Northern Ireland

Sean Quinn says jail scares him but he remains proud

Sean Quinn
Image caption Sean Quinn said the former Anglo Irish Bank was the worst company in the history of Ireland

Bankrupt businessman Sean Quinn has admitted he is scared of being sent to prison but said he would not shy away from it.

Mr Quinn's son and nephew have been jailed in the Irish Republic for contempt of court, after breaching an order not to put 500m euros of overseas property assets beyond the reach of the Irish Bank Resolution Corporation.

The former billionaire from County Fermanagh said: "I believe we have been made scapegoats from day one and Anglo has used this situation."

In an interview with Irish radio station Shannonside , he said: "This is the best thing that ever happened to Anglo because for two or three years prior to the Quinn situation coming up, they were the most hated company in the history of the state.

'Greatest losers'

"Now all of a sudden, they're being seen as the good boys and claiming taxpayers' money back from the Quinns while getting the limelight taken away from them.

"I feel it's an extraordinary situation because if you were to go a little bit further down the line, Anglo are the greatest losers in the history of the state.

"The worst company in the history of the state is owning and managing one of the best ones."

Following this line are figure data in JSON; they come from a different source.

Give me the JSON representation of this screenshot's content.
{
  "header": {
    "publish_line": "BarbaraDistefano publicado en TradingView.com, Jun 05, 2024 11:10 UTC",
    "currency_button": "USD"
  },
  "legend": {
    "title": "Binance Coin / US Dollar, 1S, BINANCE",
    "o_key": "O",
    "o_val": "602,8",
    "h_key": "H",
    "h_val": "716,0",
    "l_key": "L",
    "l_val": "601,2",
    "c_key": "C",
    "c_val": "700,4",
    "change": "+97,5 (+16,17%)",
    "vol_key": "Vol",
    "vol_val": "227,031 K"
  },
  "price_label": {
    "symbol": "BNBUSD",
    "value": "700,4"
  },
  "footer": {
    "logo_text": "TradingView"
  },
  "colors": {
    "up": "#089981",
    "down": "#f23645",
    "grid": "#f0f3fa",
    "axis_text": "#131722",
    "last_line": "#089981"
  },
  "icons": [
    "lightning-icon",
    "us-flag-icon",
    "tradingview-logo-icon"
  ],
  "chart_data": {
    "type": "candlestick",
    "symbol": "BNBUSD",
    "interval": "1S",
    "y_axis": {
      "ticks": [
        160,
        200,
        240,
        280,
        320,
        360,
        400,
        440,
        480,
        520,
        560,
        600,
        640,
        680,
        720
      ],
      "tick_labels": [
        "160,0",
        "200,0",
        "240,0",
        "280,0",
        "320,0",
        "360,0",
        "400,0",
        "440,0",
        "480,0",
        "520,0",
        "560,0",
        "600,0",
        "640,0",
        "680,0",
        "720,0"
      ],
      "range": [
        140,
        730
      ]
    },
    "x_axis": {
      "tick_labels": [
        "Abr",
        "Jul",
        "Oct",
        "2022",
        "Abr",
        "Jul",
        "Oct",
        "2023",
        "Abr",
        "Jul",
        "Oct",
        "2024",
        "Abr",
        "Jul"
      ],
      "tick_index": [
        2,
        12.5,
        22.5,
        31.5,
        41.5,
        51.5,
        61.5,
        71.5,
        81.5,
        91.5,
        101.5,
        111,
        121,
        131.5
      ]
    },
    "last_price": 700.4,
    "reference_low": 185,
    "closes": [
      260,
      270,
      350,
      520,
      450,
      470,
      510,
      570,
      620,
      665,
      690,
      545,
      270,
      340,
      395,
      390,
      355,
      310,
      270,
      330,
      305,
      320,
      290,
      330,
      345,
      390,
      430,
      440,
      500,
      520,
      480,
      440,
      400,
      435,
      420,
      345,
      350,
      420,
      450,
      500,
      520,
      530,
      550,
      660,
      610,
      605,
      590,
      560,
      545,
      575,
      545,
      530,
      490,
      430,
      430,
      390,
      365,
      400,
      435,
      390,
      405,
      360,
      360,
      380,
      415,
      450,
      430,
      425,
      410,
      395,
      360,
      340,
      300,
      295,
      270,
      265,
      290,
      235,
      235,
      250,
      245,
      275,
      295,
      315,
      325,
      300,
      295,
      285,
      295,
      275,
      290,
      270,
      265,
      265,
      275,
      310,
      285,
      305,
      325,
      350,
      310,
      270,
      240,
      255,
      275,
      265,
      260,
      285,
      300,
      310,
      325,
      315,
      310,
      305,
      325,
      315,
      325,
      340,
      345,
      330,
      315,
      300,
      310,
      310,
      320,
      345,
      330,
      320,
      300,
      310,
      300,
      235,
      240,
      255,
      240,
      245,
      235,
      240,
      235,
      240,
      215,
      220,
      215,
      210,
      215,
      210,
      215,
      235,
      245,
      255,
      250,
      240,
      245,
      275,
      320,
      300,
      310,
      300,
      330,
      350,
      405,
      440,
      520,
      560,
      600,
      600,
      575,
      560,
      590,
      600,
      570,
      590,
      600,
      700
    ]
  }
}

He added: "They are doing everything in their power to destroy us and they've done a damn good job of it."

While Mr Quinn's son Sean Jnr has begun his prison sentence, his nephew Peter Darragh Quinn failed to appear for sentencing and a warrant has been issued for his arrest.


Mr Quinn said his nephew seemed to have "a desperate fear of prison", and while he was also scared of going to jail, he was willing to do so.

"If you've been running a business for 38 years, you're approaching your 66th birthday, you've never owed a man a penny or done anyone any grievance in your life, and you feel hard done-by and try to protect yourself and your family, but go to prison, well if that's the society we're living in, I'm happy to accept that.

"Do I think it's wrong? Am I afraid of it? Yes I am.

"Will I back off it? Will I lose my pride? I won't.

"If Anglo feels it hasn't done enough damage to me already by taking my money, my company, my reputation, if they want to finish it off by putting me in prison, then so be it - I'll accept that."

The Irish state bailed out the Anglo Irish Bank in 2009 when it failed, at a cost of about 30bn euros (£23.4bn) to taxpayers.

The IBRC's function is now to recover money for the Irish taxpayer.

The bank is owed £2bn by Sean Quinn and sought to recover some of that from property owned by him in Russia and Ukraine.

However, the bank found itself locked out of the company that controlled the Quinn property portfolio and found that the money and ownership was disappearing into a network of companies across the world.

'PR campaign'

Ireland's Supreme Court is to hear an appeal in October by Sean Quinn Jnr against the findings of contempt against him and his committal to prison.

Mr Quinn said it was "sad to see what has happened" to his companies, but he believed his family would eventually be vindicated.

"I was never one to run away from trouble - I intend to continue to fight my corner and try to redeem our reputation in some way," he said.

"It's very difficult when you see the PR campaign that Anglo have built up against us.

"A lot of the media would be very anti-Quinn and have fallen hook, line and sinker for the Anglo story where they are the good guys.

"It's difficult to turn that but I hope the public are able to get the proper story in time."